Jim Mattis sees opportunity for talks if North Korea halts missile tests, development

Mattis (above) said the US military was closely watching why there had been no missile launches recently.
Mattis (above) said the US military was closely watching why there had been no missile launches recently.PHOTO: EPA-EFE

COLORADO SPRINGS, Colorado (REUTERS) - US Defence Secretary Jim Mattis said on Thursday (Nov 16) there could be an opportunity for talks between North Korea and the United States if Pyongyang stopped testing and developing its nuclear and missile programmes.

“So long as they stop testing, stop developing, they don’t export their weapons, there would be opportunity for talks,” Mattis told reporters on a military plane.

While Washington has said that all options, including military, are on the table in dealing with North Korea, it has stressed its preference is for a diplomatic solution.

Visiting Seoul last week, US President Donald Trump warned North Korea he was prepared to use the full range of American military power to stop any attack, but also urged Pyongyang to “make a deal.”

Trump, who had previously called negotiations with North Korea a waste of time, has offered no clear path to talks. Pyongyang has made clear it has little interest in negotiations, at least until it has developed a nuclear-tipped missile capable of hitting the US mainland.

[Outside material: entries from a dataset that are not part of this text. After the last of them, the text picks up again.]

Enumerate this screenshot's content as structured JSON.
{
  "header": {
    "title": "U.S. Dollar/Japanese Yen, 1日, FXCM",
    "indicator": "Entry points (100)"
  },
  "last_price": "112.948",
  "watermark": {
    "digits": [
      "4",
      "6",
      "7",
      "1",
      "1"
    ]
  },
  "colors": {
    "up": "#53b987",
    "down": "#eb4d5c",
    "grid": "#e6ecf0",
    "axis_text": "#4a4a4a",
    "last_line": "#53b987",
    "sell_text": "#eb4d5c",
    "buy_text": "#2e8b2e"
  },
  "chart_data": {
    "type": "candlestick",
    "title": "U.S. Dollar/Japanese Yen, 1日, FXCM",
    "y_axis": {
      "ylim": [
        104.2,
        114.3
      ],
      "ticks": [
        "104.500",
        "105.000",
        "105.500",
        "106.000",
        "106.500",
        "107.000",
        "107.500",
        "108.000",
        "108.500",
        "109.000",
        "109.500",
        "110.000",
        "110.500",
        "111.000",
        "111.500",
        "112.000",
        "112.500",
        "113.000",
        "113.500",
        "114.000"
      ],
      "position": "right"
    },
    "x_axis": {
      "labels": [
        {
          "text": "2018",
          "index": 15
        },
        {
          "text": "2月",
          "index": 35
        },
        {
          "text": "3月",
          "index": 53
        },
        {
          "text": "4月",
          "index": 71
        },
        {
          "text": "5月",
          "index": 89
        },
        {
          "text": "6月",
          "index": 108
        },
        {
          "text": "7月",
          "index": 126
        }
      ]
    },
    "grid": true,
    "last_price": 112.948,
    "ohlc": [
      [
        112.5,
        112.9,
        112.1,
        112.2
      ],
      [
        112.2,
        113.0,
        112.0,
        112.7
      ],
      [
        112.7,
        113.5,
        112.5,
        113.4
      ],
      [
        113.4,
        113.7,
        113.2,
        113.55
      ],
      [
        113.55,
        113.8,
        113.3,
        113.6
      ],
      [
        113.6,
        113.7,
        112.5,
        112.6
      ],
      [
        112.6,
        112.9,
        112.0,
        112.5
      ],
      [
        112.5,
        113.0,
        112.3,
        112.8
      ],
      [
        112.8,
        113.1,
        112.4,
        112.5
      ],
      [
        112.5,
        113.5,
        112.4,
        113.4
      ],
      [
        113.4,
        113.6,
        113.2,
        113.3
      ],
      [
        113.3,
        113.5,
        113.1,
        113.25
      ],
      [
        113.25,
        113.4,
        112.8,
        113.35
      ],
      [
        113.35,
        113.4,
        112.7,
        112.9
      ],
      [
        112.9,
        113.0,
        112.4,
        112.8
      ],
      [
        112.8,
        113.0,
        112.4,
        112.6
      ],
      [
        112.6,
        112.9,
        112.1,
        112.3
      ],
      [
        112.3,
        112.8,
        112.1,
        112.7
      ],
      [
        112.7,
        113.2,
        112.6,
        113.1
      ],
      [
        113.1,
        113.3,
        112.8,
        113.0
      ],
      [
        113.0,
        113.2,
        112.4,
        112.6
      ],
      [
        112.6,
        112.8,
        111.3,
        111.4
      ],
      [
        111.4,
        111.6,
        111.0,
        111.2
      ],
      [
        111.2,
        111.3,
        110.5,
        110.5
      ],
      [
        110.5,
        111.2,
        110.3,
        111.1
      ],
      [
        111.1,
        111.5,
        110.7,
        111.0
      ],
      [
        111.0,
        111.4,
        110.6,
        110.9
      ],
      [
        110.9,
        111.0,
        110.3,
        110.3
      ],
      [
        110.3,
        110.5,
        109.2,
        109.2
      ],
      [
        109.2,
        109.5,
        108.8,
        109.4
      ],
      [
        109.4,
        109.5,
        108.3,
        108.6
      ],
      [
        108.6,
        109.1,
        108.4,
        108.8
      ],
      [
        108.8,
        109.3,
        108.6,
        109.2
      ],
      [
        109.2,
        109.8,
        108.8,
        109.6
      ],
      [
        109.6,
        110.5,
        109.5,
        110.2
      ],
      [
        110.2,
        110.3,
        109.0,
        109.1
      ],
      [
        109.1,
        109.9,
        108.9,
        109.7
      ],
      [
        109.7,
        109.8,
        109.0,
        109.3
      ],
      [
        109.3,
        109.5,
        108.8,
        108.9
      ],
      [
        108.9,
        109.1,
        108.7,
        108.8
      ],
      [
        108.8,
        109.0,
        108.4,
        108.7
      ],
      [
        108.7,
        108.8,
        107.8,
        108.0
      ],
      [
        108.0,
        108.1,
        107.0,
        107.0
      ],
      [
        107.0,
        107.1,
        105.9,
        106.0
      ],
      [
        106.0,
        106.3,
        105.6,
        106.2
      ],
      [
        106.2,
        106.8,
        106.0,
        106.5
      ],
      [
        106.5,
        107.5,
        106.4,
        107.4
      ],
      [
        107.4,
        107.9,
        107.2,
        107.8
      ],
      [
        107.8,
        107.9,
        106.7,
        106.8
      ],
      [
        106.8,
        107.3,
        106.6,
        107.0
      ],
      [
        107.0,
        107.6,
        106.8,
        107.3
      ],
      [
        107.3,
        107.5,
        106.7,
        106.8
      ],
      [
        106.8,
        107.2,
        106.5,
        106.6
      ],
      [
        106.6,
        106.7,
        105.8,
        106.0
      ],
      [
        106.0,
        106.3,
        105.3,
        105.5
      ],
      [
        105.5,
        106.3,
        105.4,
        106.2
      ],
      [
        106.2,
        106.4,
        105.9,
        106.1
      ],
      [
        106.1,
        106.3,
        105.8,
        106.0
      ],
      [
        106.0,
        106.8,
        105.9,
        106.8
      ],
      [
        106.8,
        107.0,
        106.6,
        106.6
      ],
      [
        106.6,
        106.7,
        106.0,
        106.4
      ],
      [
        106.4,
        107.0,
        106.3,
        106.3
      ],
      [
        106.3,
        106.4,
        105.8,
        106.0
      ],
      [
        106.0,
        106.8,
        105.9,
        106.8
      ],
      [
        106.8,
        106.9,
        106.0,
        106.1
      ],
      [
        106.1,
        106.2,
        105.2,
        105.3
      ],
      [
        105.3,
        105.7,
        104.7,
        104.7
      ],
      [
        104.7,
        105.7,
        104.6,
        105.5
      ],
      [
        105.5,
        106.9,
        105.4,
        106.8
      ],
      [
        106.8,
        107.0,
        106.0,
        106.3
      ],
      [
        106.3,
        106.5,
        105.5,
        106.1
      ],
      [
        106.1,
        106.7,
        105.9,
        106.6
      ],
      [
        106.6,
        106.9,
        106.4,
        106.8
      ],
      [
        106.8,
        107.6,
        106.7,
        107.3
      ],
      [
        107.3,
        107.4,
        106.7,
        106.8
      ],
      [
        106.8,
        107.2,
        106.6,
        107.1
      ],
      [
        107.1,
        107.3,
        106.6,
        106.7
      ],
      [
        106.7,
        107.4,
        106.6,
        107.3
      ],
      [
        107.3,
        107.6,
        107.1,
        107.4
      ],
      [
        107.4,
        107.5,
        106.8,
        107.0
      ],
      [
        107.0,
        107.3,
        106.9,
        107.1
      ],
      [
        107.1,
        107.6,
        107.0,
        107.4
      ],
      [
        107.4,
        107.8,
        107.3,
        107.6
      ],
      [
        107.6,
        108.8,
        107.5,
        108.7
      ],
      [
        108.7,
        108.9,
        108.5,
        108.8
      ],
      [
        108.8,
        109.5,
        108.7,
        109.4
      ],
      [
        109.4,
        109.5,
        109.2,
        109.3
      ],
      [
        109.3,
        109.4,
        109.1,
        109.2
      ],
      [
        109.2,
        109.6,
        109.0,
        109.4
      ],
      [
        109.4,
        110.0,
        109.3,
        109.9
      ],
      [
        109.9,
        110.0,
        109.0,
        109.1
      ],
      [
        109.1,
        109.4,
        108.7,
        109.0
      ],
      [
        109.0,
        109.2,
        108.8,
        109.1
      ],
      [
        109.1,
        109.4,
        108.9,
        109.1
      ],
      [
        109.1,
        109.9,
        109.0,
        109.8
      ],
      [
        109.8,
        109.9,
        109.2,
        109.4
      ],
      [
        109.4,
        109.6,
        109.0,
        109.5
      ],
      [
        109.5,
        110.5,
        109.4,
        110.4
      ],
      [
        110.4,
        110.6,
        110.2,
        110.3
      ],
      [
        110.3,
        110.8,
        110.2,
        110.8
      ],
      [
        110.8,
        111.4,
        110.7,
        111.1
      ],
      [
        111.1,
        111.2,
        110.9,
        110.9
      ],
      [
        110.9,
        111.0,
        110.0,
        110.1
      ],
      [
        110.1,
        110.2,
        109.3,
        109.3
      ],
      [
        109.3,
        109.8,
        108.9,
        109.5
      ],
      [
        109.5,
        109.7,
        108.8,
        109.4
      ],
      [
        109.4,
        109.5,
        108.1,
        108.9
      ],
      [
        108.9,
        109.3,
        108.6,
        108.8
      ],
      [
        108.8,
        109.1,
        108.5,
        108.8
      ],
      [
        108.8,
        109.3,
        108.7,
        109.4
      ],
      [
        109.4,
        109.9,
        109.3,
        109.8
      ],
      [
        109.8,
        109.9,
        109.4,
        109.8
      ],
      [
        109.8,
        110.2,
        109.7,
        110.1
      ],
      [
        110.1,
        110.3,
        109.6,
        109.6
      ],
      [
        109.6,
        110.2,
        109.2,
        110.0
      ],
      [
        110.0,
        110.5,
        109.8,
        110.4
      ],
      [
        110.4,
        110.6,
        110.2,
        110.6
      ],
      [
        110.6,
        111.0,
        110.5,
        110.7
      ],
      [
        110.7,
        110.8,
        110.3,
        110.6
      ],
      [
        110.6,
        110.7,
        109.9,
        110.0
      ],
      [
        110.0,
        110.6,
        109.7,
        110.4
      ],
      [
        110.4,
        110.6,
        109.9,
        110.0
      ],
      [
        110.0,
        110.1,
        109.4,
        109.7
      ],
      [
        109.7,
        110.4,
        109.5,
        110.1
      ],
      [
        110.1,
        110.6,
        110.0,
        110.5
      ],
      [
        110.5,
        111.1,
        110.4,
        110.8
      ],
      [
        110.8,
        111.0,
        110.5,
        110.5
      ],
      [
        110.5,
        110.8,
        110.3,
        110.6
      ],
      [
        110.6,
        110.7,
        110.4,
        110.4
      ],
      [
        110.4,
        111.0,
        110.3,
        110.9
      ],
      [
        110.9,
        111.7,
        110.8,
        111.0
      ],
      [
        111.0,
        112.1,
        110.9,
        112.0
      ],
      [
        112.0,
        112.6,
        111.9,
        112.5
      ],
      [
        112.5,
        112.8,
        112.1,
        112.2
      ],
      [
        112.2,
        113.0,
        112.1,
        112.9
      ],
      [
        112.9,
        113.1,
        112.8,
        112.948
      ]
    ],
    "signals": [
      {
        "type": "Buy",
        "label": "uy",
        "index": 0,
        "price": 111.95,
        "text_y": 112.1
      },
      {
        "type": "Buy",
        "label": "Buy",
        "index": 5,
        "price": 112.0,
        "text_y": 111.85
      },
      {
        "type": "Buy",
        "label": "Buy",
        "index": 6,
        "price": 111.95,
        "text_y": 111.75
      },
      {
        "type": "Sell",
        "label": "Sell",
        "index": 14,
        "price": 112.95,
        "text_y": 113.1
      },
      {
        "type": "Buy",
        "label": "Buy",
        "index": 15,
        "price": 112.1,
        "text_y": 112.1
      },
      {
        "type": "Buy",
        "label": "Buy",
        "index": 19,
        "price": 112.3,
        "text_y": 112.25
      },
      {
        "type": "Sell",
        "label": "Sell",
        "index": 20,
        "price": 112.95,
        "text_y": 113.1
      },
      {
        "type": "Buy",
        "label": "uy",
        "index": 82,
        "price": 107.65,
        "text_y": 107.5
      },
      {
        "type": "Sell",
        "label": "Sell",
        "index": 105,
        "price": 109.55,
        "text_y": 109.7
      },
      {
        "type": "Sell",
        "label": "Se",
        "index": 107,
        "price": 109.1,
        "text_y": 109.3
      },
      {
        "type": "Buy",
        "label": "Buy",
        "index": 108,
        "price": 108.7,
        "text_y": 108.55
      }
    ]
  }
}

The last North Korean missile test was carried out almost two months ago, but US officials say they have seen no signs that Pyongyang has stopped development.

Mattis said the US military was closely watching why there had been no missile launches recently, but declined to give potential reasons for it.

 

There are concerns in South Korea that any potential US strikes against North Korea’s nuclear and missile programmes could provoke devastating North Korean retaliation against South Korea.

Earlier this week, a senior South Korean official said Trump should “under no circumstances” take military action against North Korea without the consent of the government in Seoul.

In Colorado, Mattis will visit the US Northern Command and the North American Aerospace Defence Command (Norad), which are responsible for homeland defence, including tracking and potentially intercepting North Korean missiles.